Thursday, March 17, 2011

This is not a plug for, but man is it cool! I joined originally because Mr. Soup wanted information on his grandfather. His race, ethnicity, and actual birth date are all in question. Back in those days, there were not accurate records on children who were adopted, let alone minorities in general.
I have hit the same brick wall with my dad's family. I have only been able to trace it back two generations. I even have quite a few names and dates, but not a lot of information. I did, however, see my grandfather's WWI draft card (yes, grandfather was born in 1898 and he was in his 50's when my father was born) Very cool to see his signature on it! He was 19 at the time. I also saw the 1930 census record for FL where my grandmother was living with her parents. Very weird to see the word "NEGRO" written next to their names. A sign of the times, I guess.
I've come to the following conclusion: If you are any sort of minority, you will have trouble with I have Native American blood on both sides of my family and struggled to find accurate information. My maternal great-great-grandfather was adopted by a white family as a child, so I have no idea what his original last name was.
Despite this, I have found tons of information on certain sides of my mom's family. Just like I suspected we're that Euro white-trash mix (I say that lovingly)! Most of my family immigrated from England or Ireland with a sprinkling of folks from Scotland (although I'm still trying to figure out how we have a French last name in our family -- Boucher is French for butcher). They came by way of Canada (and some through the traditional Ellis Island) and settled in states like Michigan, Ohio, Iowa,etc. They eventually made their way to Kansas to farm the new land, as Kansas did not become a state until 1861. I'm still debating whether I want to sign up for the International version. I signed up for the national version, because I highly doubted that I would find that many people from Europe in my family. I was naive to think we just came from Kansas! I guess everyone comes from some place else, right?
Okay, so you all know that I'm a name-whore. I love, love, love classic names. I think most names today sound made-up. I fell in love with some of the names from both sides of my family. I wonder why people go to the trouble of finding yoo-neek (this is my term for people who give their kids not only made-up names, but ridiculous spellings), when we have such beautiful classic names. I don't care what the background is--Irish (Gaelic), English, African, Hawaiian, Arabic--there are beautiful, classic names within each culture (soapbox). I thought I'd share some of my family's names. Most people did not have middle names, but double first names were common then.
Katie Belle (usually I'm not a fan of Katie as a stand alone name --I prefer Katherine or Kathleen--but I thought this name was too cute!! Love the name Belle)
Julia Eva

Even though I don't have as much information as I want to pass down to Abby and JT, I still got some valuable information and a sense of pride.
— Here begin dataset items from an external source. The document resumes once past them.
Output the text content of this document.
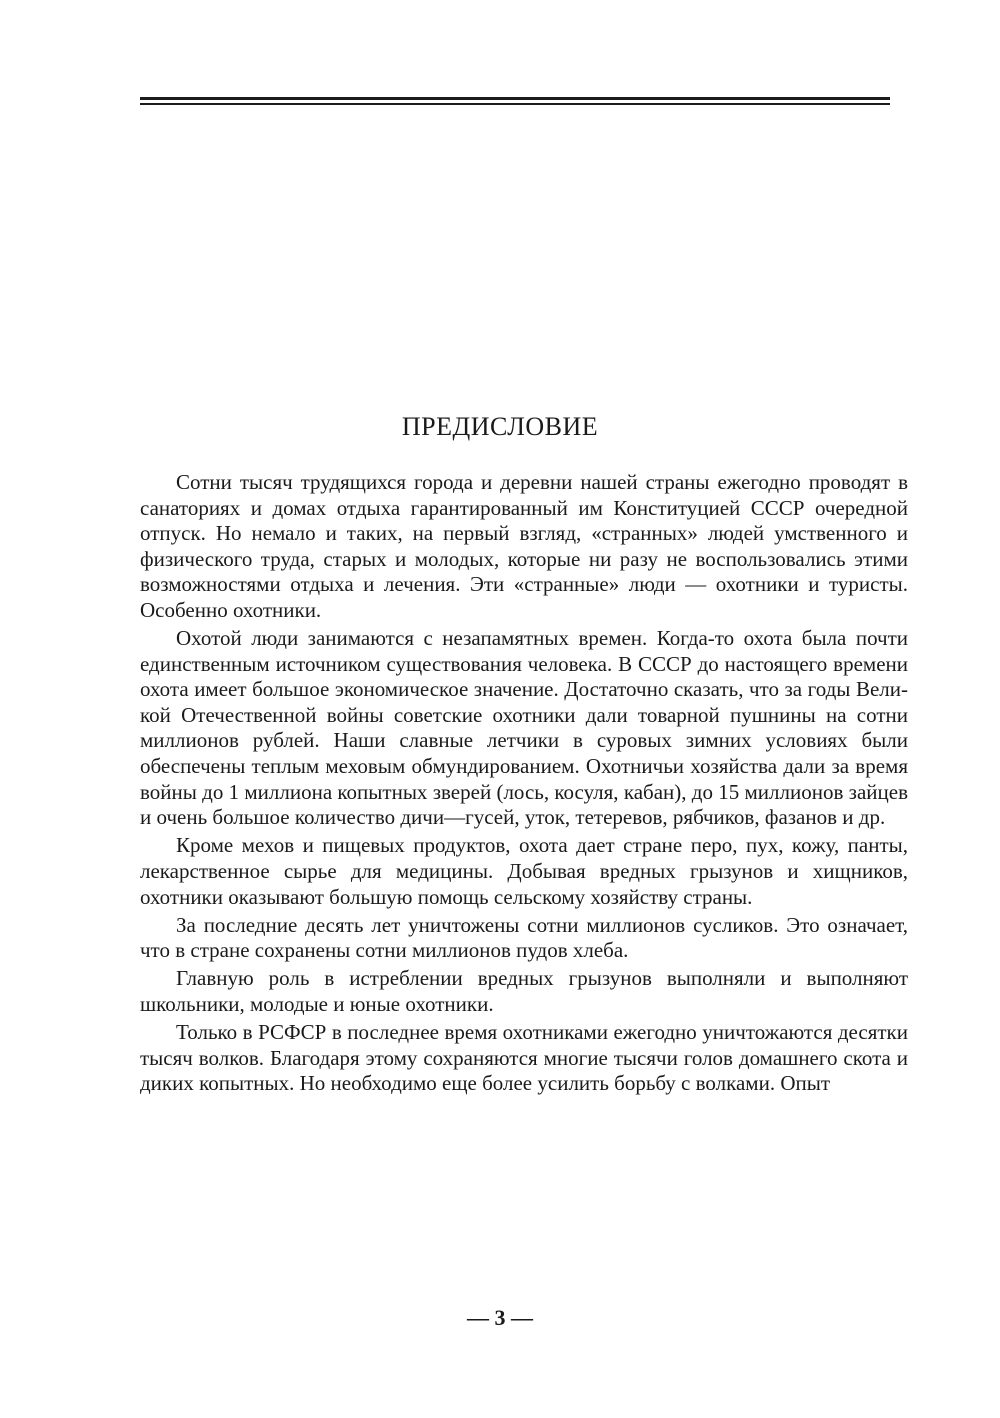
ПРЕДИСЛОВИЕ

Сотни тысяч трудящихся города и деревни нашей страны ежегодно проводят в санаториях и домах отдыха гарантированный им Конституцией СССР очередной отпуск. Но немало и таких, на первый взгляд, «странных» людей умственного и физического труда, старых и молодых, которые ни разу не воспользовались этими возможностями отдыха и лечения. Эти «странные» люди — охотники и туристы. Особенно охотники.

Охотой люди занимаются с незапамятных времен. Когда-то охота была почти единственным источником существования человека. В СССР до настоящего времени охота имеет большое экономическое значение. Достаточно сказать, что за годы Великой Отечественной войны советские охотники дали товарной пушнины на сотни миллионов рублей. Наши славные летчики в суровых зимних условиях были обеспечены теплым меховым обмундированием. Охотничьи хозяйства дали за время войны до 1 миллиона копытных зверей (лось, косуля, кабан), до 15 миллионов зайцев и очень большое количество дичи—гусей, уток, тетеревов, рябчиков, фазанов и др.

Кроме мехов и пищевых продуктов, охота дает стране перо, пух, кожу, панты, лекарственное сырье для медицины. Добывая вредных грызунов и хищников, охотники оказывают большую помощь сельскому хозяйству страны.

За последние десять лет уничтожены сотни миллионов сусликов. Это означает, что в стране сохранены сотни миллионов пудов хлеба.

Главную роль в истреблении вредных грызунов выполняли и выполняют школьники, молодые и юные охотники.

Только в РСФСР в последнее время охотниками ежегодно уничтожаются десятки тысяч волков. Благодаря этому сохраняются многие тысячи голов домашнего скота и диких копытных. Но необходимо еще более усилить борьбу с волками. Опыт

— 3 —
When I get frustrated with a student whose parents' don't speak English, I'll think about my ancestors who risked it all to immigrate here. Somehow they made it and our growing family tree with descendants who continue to accomplish so much is proof. Hopefully, this current generation will make it too.
In honor of my Irish heritage (explains why my hair turns red in the summer), Happy St.Patrick's Day! Drink some green beer for me!

1 comment:

  1. The French names in the UK (particularly in Wales & Scotland) is a result of the Norman invasion in the 1000s.

    In doing my genealogy research lately, I've also fallen in love with all the names!

    "Yoo-neek" is an awesome term. I'm going to steal it.